I about died of shame.” Then his smile closed up. “What I’m wondering is what some lawman might do if he was to mistake a peaceable citizen like myself for a man on the dodge, a man who ain’t wanted in the lawman’s own state and for sure ain’t wanted on this boat.” I said before that his eyes didn’t miss much, but I was surprised he’d spotted me for a policeman. “I’m asking you man-to-man, Mr. Kennedy—what you aim to do now?”

“Mr. Swain,” I said, “I aim to enjoy this boat ride like I always do, and let sleeping dogs lie like I always do.
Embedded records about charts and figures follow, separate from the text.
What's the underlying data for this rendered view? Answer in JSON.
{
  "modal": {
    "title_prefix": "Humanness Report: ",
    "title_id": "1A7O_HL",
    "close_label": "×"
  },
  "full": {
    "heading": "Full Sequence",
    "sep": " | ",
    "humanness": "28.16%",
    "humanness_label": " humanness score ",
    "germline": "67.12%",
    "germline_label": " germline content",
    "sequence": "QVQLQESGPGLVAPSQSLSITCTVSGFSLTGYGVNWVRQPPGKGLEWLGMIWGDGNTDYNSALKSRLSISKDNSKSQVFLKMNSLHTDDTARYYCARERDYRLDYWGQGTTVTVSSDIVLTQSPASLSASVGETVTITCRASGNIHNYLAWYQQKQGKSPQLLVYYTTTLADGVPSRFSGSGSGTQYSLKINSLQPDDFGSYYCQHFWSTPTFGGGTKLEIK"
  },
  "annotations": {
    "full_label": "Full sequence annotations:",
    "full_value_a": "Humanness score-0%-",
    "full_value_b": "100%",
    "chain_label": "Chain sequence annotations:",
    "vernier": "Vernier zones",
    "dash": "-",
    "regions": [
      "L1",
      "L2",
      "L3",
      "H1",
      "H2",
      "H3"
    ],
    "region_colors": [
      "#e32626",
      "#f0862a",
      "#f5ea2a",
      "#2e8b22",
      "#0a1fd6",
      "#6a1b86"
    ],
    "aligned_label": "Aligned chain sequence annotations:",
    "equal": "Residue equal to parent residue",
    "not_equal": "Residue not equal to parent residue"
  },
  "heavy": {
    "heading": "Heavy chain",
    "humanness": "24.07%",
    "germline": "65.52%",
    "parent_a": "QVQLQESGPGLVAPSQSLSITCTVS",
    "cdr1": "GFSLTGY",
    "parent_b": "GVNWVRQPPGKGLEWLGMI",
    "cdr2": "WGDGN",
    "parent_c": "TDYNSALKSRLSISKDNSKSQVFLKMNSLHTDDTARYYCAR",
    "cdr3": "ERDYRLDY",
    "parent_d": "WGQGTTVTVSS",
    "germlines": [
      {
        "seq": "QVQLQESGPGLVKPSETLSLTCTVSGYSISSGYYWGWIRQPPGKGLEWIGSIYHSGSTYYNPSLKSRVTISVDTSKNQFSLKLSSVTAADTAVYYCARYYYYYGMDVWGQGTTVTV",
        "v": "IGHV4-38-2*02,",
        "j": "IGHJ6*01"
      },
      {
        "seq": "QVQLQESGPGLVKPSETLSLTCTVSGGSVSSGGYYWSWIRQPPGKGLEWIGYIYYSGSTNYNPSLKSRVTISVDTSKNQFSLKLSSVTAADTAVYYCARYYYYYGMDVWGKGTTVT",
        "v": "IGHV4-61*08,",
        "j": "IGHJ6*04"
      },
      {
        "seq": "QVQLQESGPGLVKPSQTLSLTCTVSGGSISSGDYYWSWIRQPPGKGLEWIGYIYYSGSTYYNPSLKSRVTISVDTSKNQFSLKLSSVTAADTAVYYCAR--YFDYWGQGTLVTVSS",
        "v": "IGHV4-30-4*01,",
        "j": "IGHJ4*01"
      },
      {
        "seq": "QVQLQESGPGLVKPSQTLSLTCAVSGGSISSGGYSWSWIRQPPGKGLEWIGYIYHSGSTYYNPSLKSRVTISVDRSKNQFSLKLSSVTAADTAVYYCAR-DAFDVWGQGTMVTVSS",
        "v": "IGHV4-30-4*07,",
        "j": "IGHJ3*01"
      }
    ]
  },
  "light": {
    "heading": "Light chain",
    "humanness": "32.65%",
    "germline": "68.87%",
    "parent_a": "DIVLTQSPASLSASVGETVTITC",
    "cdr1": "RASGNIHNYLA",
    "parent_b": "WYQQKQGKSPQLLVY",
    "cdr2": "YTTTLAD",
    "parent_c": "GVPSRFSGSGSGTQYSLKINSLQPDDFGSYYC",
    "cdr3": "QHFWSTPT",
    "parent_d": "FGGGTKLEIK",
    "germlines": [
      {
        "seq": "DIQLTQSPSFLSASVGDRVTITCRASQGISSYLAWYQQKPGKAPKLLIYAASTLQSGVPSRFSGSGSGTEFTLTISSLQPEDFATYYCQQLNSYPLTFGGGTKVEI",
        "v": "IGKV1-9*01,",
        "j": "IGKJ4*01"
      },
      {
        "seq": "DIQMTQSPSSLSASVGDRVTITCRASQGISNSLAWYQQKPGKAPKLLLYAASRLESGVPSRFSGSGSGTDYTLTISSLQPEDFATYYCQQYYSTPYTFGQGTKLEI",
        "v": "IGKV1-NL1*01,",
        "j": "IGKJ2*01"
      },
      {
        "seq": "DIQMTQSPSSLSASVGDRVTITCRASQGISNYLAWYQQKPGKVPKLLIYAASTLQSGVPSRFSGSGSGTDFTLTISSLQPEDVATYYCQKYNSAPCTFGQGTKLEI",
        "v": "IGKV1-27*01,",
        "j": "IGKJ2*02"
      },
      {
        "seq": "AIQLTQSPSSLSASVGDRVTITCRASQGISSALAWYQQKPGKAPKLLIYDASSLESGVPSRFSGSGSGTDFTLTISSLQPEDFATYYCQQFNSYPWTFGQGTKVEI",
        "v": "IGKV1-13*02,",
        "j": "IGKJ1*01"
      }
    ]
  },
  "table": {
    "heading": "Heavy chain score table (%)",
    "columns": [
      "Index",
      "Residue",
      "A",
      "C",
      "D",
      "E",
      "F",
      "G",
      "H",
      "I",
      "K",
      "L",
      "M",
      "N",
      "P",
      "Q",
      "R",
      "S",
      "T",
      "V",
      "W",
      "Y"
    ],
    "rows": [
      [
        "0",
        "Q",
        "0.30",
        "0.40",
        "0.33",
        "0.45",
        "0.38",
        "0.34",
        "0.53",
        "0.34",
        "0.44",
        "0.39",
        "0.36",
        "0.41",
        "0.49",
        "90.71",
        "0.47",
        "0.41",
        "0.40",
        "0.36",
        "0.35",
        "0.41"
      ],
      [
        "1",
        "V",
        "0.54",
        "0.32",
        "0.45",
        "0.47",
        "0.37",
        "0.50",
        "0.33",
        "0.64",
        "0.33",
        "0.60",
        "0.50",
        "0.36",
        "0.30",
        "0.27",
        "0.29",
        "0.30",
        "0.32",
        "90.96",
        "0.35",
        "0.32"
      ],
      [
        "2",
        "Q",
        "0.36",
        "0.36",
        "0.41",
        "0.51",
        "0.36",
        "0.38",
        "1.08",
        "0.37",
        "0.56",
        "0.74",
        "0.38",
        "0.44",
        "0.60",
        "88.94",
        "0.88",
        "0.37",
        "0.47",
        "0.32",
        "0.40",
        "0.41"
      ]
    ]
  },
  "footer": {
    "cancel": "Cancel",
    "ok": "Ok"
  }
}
I figure a policeman’s job is to protect a citizen’s person and property from them that’s trying to harm the one or steal the other. Beyond that, I got no use for a policeman myself.” It was the truth. I’d become a law officer by chance after getting my fill of the cow-hunter’s life on the prairie. Turned out I was a good one—I was big and probably a bit less fearful than most, and I had a sharp eye for what was going on around me. But I never used my badge to bully nor went
looking
for trouble.

He studied my face close for a minute, making up his mind, then gave me his hand with a grin. “Proud to know you, Gus.” And I said, “Proud to make
your
acquaintance …
Winston.
” And even Jane laughed.

I accepted their invitation to join them for supper that evening, and we took most our meals together every day after that for the rest of the voyage. Jane couldn’t get enough of talking about New Orleans, and John and I always accommodated her choice of topic at the table. In the afternoons, however, when she retired to their cabin to put the baby down for a nap, John and I went to the upper deck railing to smoke a cigar and talk about our adventures in the cow trade—and about horseflesh and gambling houses and parlor palaces where we’d taken our pleasure. We had many similar opinions and both loved games of chance. I told him that if he ever got up to Jacksonville, I’d take him to some poker houses where the stakes ran rich as mother lodes.

He said Jane had kin in the Alabama boot heel, and he thought he might go in the lumber business up there. But first he wanted to see an old friend of his from the trail-driving days, a fella named Bama Bill, who was running a saloon in Gainesville. He fancied the idea of running his own saloon and wanted to see if Bill could use a partner. He didn’t talk about his trouble with the Texas law but to say he wasn’t guilty of a thing except defending himself and his own. I said no honest man could fault him for that. By the time the steamer bumped up against the dock at Cedar Key, it felt like we’d been friends for years.